Мне нечего было ему ответить.
– Я когда-то говорил тебе, что придет день и тебе придется выбирать между мной и Энджи. Я был неправ. Тебе пришлось выбирать между мной и… Амалией. И теперь я знаю, кого ты предпочла.
Марк, спотыкаясь, прошел мимо меня. Он попытался вытереть катящиеся по лицу слезы, но лишь выпачкался в кровь.
– Постой, Марк! Куда ты собрался?
– Не знаю куда. Я ухожу, Рут, ухожу от тебя.
Позже, когда я пошла в амбар посмотреть, насколько там все испачкано кровью, мужа я не нашла. На ручках дверей и на умывальнике виднелись темные пятна крови. Куртки на вешалке я не обнаружила. Тогда я поняла, что Марк покинул Велл.

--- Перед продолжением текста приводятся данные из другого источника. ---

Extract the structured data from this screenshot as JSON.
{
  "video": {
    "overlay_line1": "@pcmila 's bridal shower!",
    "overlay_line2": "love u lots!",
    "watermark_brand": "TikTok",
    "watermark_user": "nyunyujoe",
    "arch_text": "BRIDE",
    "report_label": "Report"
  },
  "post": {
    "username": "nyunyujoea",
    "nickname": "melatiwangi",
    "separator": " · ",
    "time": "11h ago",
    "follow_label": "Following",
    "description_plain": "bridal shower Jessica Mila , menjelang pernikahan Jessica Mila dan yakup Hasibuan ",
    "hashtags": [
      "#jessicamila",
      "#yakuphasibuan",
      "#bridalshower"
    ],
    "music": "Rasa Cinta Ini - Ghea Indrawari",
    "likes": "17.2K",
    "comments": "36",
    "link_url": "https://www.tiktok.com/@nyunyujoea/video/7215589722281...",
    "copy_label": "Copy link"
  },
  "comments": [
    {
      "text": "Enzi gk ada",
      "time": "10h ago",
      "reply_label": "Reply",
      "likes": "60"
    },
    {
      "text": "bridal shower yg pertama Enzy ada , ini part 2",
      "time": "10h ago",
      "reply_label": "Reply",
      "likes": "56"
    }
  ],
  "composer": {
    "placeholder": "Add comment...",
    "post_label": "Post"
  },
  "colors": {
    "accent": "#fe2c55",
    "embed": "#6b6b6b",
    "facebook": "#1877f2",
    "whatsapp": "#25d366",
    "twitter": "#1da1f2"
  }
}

Утрата и условия человеческого существования. Кажется, однажды я прочитала на эту тему книгу или прослушала лекцию по радио, когда ехала на работу дождливым утром… в другой стране… в другие времена. На смену приехали новые охранники. На этот раз женщины среди них не было, но я не знала, случайно это или нет. Мальчишка уезжал на неделю в пустоши. Так я теперь называла внешний мир, в котором ведется ожесточенная борьба за работу, водяные привилегии, бензин, жизненное пространство, небо и надежду. Теоретически я должна была радоваться отъезду Третьего, но сержант занимал свое место в той экосистеме, которую я называла домом: он представлял собой объект моей ненависти. Я не могла ненавидеть сарычей, кухонную раковину, пушистые головки одуванчиков, семянки которых разносил ветер, или сереющие сумерки. Приспосабливаться… примиряться… искать компромисс… идти на компромисс… получать от этого выгоду… Я могла и должна была совершать все это ради того, чтобы удерживать свою территорию, но здесь не было ни боксерских груш, если, конечно, не считать таковой саму себя, ни поленьев, которые можно было бы колоть. Был только Третий. Я ощущала, что мне даже по-своему не будет хватать Анонима, вечно прячущего голову за бруствер, расхаживающего в камуфляже и всегда старающегося слиться с окружающей обстановкой. Если начистоту, то, пожалуй, я бы предпочла избавиться от Анонима. Лично мне неприятна мысль, что человек может ходить по этой земле и нисколько при этом не меняться под ее воздействием.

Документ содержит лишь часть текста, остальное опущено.